Walden announced the request at a news conference in Medford, where he was joined by state Rep. Dennis Richardson, a Republican running for governor.
Walden is asking the Government Accountability Office to look into how the state spent $304 million in federal funds on the startup of Cover Oregon.
GAO spokesman Chuck Young said in an email it takes weeks to evaluate a request, and the office had made no decision yet.
Cover Oregon spokesman Michael Cox said in an email he had no comment.
Republicans have been stepping up their attacks on troubled health exchanges during this election year.
Walden, who heads the GOP committee to elect Republicans to the House, also asked investigators to look into whether an estimated $100 million of the federal money not yet spent can be recovered.
Other questions Walden and his congressional colleagues submitted to investigators include:
— What capability does the federal government have to reclaim those funds if Oregon abandons the state-run exchange and joins the federal one?
— What other costs has Oregon incurred because of the website's failure?
— Did Cover Oregon's status as a state organization play a role in its failure?
— What steps could federal agencies have taken to assure state and federal oversight of projects like this in the future.

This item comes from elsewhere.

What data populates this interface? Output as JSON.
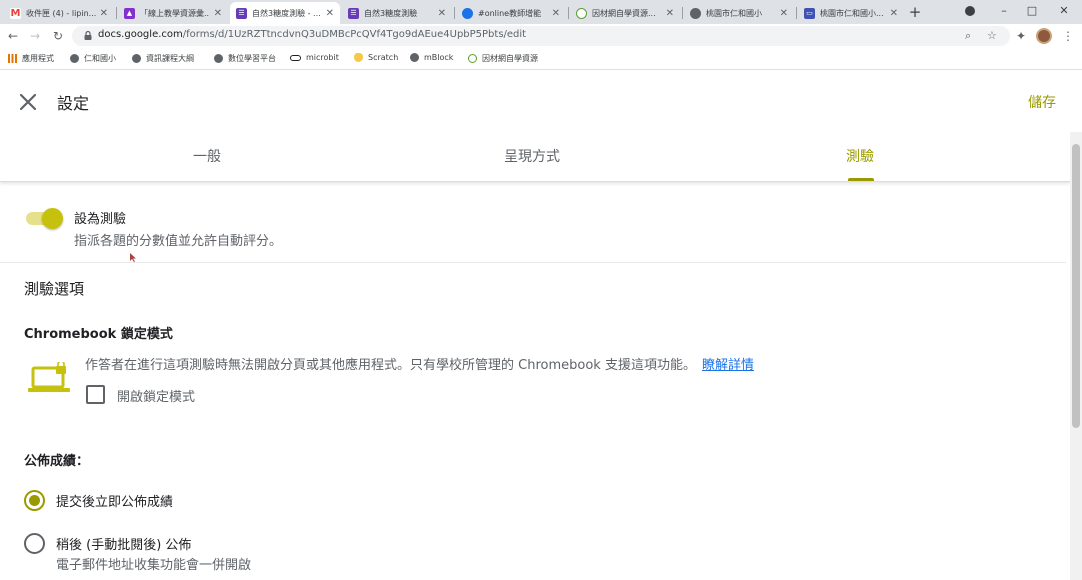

Gov. John Kitzhaber, a Democrat, has acknowledged mistakes were made in Cover Oregon's launch but has denied having prior knowledge of problems that kept the website from launching on time.
Richardson disputed this, saying he included Kitzhaber on an email about problems in September 2012, and when he got no response, told him on the telephone. Richardson later followed up and thanked the governor for addressing his concerns.